Key Experimental Results¶
Main Results¶
Comparison of 7B models on six mathematical reasoning benchmarks (Selected, acc@1 / acc@4, in %):
| Model | Math Avg Acc@1 | Math Avg Acc@4 | General Avg Acc@1 | General Avg Acc@4 |
|---|---|---|---|---|
| Qwen2.5-VL-7B (Base) | 40.1 | 56.5 | 58.0 | 71.5 |
| VLAA-Thinker-7B | 47.2 | 51.5 | 63.6 | 66.2 |
| Vision-R1-7B | 49.1 | 52.8 | 63.3 | 66.1 |
| MUPO-Thinker-7B | 51.6 | 58.8 | 65.6 | 72.4 |
- Math benchmark acc@1 improves by +2.5% over the previous best (49.1 \(\to\) 51.6); general benchmarks improve by +2.3%.
- Test-time scaling (acc@4) shows larger gains: Math +6.0% (52.8 \(\to\) 58.8), General +6.2% (66.2 \(\to\) 72.4), and surpasses the base model—indicating MUPO effectively combines RL depth with base model breadth.
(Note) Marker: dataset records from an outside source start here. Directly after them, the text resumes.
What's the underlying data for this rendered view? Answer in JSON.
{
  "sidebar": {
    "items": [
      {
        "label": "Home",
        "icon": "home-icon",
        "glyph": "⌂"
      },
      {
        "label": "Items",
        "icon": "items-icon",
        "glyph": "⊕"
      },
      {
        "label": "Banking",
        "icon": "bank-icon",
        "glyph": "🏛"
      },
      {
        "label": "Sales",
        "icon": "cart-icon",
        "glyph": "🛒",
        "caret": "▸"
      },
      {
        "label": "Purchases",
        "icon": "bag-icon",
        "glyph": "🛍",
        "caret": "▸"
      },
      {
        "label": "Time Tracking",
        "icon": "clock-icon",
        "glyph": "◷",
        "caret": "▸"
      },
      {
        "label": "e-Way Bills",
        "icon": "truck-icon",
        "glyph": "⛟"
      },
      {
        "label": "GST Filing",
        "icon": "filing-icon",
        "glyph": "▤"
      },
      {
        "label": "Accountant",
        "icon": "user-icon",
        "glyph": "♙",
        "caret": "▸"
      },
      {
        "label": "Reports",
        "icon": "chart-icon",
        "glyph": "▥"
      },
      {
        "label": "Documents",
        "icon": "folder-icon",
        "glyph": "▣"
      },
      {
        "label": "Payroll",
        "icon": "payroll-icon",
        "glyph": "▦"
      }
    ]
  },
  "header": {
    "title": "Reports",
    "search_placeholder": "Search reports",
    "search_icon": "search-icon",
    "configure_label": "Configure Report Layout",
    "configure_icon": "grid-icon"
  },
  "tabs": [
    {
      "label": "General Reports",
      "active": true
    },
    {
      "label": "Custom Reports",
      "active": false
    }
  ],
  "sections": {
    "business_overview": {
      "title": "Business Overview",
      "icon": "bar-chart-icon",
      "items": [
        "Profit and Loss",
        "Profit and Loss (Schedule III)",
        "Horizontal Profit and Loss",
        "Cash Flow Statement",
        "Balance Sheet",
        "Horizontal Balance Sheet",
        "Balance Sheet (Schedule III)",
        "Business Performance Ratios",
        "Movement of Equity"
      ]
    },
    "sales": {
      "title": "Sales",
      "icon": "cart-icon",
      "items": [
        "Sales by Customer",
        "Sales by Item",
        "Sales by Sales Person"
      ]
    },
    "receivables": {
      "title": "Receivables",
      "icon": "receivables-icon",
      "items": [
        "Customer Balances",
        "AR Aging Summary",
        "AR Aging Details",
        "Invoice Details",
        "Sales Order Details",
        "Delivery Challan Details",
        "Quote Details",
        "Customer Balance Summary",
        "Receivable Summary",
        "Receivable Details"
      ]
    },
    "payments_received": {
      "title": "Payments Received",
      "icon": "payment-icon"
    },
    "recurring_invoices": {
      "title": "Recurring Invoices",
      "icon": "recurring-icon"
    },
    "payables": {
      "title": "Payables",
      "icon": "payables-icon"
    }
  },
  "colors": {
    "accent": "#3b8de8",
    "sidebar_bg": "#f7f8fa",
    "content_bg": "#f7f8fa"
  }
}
- The 3B version is also competitive: MUPO-Thinker-3B improves acc@4 by +5.9% on average (50.1 \(\to\) 56.0), catching up to several 7B baselines due to strong scalability.
Ablation Study¶
Impact of group number \(K\) (7B, average across five benchmarks, %):
| K | MathVerse | MathVista | MathVision | MMStar | HallBench | Average |
|---|---|---|---|---|---|---|
| 1 (GRPO) | 46.9 | 69.1 | 24.1 | 64.8 | 54.7 | 51.9 |
| 2 | 49.4 | 72.3 | 28.0 | 65.2 | 56.7 | 54.3 |
| 3 | 51.2 | 74.1 | 29.3 | 65.8 | 56.5 | 55.4 |
| 4 | 50.9 | 74.6 | 29.4 | 65.1 | 56.3 | 55.3 |
| 5 | 50.6 | 74.8 | 29.1 | 64.5 | 55.9 | 55.0 |
- At \(K=1\), MUPO degrades to GRPO, which is the worst performing point (51.9), supporting "grouping" as the key factor.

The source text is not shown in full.